Sayagyi Tekkatho Maung Maung Gyi’s article Naing Ngan Daw Myet Hnar (The Face of the State)
From the mid-1960s to perhaps the mid-1970s the Myanmar Sar textbook for all first year University students are a collection of essays with the title Tekkatho Myanmar Sagapyay Kauk Hnoke Chet (Selected Prose for University students). One of the essays written by the late Professor of Myanmar Sar Tekkatho Maung Maung Gyi was titled ‘The Face of the State’. One of the successors to the chair of Myanmar Sar which Professor U Maung Maung Gyi held at University of Yangon is Maung Khin (Danubyu) (born 2 January 1942). In a paper written in English under the title ‘Post-colonial literature in Myanmar’ by Maung Khin Min which I found on the world wide web a one sentence reference was made to Tekkatho Maung Maung Gyi’s essay. It says: ‘Tekkatho Maung Maung Gyi glorifies the Shwedagon Pagoda as the face of the State’. (Perhaps a better expression would be ‘Tekkatho Maung Maung Gyi wrote about the glories and splendours of the Shwedagon Pagoda’).

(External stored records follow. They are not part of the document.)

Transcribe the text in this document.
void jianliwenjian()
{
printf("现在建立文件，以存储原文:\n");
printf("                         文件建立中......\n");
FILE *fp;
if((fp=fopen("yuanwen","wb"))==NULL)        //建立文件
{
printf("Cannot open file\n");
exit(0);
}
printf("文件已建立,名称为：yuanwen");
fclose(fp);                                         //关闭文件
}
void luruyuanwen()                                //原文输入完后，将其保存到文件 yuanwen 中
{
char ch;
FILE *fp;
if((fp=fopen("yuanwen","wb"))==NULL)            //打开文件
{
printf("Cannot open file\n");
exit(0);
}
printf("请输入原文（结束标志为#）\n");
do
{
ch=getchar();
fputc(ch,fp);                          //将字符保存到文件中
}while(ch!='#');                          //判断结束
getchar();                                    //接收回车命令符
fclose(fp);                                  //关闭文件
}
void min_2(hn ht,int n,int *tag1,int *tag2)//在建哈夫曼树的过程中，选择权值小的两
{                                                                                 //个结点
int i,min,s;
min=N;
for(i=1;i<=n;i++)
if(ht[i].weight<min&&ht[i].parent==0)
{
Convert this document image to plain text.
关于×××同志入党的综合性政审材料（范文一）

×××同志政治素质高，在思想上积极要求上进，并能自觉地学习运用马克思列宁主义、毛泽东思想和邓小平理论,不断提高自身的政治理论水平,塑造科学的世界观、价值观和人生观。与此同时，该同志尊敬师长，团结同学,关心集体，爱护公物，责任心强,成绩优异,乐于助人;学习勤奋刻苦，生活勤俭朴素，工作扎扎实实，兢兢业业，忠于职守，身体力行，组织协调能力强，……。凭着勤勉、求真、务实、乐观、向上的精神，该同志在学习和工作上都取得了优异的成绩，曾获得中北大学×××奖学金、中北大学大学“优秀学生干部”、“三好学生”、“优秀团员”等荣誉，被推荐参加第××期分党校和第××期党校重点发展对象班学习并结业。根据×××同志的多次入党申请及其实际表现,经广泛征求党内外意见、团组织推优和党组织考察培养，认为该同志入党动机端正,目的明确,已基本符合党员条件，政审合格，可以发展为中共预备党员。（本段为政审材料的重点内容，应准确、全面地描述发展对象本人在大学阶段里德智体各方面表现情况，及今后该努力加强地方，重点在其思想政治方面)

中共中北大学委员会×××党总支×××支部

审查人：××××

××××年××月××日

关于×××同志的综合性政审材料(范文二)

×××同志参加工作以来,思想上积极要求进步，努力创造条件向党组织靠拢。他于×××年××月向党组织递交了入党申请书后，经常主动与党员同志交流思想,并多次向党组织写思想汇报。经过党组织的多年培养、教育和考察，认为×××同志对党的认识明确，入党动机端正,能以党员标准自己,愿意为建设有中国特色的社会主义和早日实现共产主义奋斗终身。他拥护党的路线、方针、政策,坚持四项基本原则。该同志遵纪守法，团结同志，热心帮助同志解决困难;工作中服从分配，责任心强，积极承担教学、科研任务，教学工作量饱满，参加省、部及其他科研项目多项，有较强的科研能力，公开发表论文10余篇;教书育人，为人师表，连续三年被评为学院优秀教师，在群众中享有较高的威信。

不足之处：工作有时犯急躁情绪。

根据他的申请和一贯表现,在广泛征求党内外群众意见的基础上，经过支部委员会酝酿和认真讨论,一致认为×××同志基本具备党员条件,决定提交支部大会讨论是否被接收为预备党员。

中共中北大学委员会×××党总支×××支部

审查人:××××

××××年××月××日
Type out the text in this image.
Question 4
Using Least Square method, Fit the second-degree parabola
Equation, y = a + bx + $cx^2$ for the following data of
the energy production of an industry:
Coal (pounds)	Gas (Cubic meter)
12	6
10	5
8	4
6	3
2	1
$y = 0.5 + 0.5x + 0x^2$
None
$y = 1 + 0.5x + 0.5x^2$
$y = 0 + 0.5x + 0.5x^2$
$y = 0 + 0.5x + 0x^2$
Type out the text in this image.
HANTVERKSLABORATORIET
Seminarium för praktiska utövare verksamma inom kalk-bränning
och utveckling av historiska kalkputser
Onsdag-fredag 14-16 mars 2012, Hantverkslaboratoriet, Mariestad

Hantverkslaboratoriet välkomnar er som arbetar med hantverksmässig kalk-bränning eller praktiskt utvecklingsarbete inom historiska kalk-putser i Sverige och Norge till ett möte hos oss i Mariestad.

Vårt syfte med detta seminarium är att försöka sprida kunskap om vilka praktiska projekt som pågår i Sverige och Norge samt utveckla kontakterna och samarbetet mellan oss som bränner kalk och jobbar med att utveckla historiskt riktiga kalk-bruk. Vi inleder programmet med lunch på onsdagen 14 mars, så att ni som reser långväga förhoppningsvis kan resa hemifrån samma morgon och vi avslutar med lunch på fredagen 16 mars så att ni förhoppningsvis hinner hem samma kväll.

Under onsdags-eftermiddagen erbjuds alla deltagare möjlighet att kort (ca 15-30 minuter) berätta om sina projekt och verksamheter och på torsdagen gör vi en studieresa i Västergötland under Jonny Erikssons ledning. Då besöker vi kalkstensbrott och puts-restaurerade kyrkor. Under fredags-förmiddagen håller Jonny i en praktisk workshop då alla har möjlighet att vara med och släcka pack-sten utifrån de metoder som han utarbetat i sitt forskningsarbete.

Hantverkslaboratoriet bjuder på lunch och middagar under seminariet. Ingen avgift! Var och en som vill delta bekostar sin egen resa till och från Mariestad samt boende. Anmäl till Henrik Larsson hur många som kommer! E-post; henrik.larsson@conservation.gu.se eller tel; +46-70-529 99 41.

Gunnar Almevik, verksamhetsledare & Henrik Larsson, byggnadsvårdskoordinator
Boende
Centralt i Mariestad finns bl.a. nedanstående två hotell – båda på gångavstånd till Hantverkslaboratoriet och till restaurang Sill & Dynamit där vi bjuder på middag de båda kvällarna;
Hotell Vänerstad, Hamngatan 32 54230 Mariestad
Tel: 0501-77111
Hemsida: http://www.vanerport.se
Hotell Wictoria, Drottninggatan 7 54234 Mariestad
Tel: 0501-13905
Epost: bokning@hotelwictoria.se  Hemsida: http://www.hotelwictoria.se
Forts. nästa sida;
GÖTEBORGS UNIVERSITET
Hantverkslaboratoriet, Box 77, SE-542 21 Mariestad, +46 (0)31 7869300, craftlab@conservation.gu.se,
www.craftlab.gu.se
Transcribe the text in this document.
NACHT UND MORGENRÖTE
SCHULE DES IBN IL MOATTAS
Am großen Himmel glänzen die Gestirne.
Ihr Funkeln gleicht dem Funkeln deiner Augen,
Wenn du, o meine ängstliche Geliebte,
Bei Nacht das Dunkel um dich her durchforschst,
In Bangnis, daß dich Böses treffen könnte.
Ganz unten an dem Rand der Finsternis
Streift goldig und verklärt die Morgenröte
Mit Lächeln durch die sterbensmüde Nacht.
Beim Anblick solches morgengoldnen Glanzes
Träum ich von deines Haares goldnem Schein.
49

I cannot retrieve Tekkatho Maung Maung Gyi’s essay probably written in the early 1960s so I can only partially recall what Sayagyi wrote.
Tekkatho Maung Maung Gyi wrote how during one of his evening walks he saw the resplendent Shwedagon Pagoda and wrote about his sense of piety and devotion and about the glory of the golden Shwedagon. One wonders whether or not there is a full translation into English of Naing Ngan Daw Myet Hnar essay.
Apollo 12 astronauts visit to the Shwedagon Pagoda
On 17 March 1970 the Apollo 12 astronauts (the second successful mission to the moon) Pete Conrad (2 June 1930-8 July 1999), Alan L Bean (15 March 1932-26 May 2018) Richard F Gordon (5 October 1929-6 November 2017), visited Rangoon for a day. They visited the Shwedagon Pagoda and the Martyr’s mausoleum during their brief visit. A you tube video on line stated that the astronauts gave an impromptu talk at the foot of the Shwedagon Pagoda for about 45 minutes. Again, an apocryphal (but may be also true) story goes that one of the astronauts spoke about the feeling of awe he felt walking on the precincts of Shwedagon was akin to the feeling of awe of walking on the Moon four months earlier in November 1969!
U Maung Maung Aye wrote in his article that during his visit to the Shwedagon he obtained ‘historical and archaeological knowledge’. This brief piece fills in historical titbits about visits to the Shwedagon pagoda by fairly important Myanmar and foreign personages.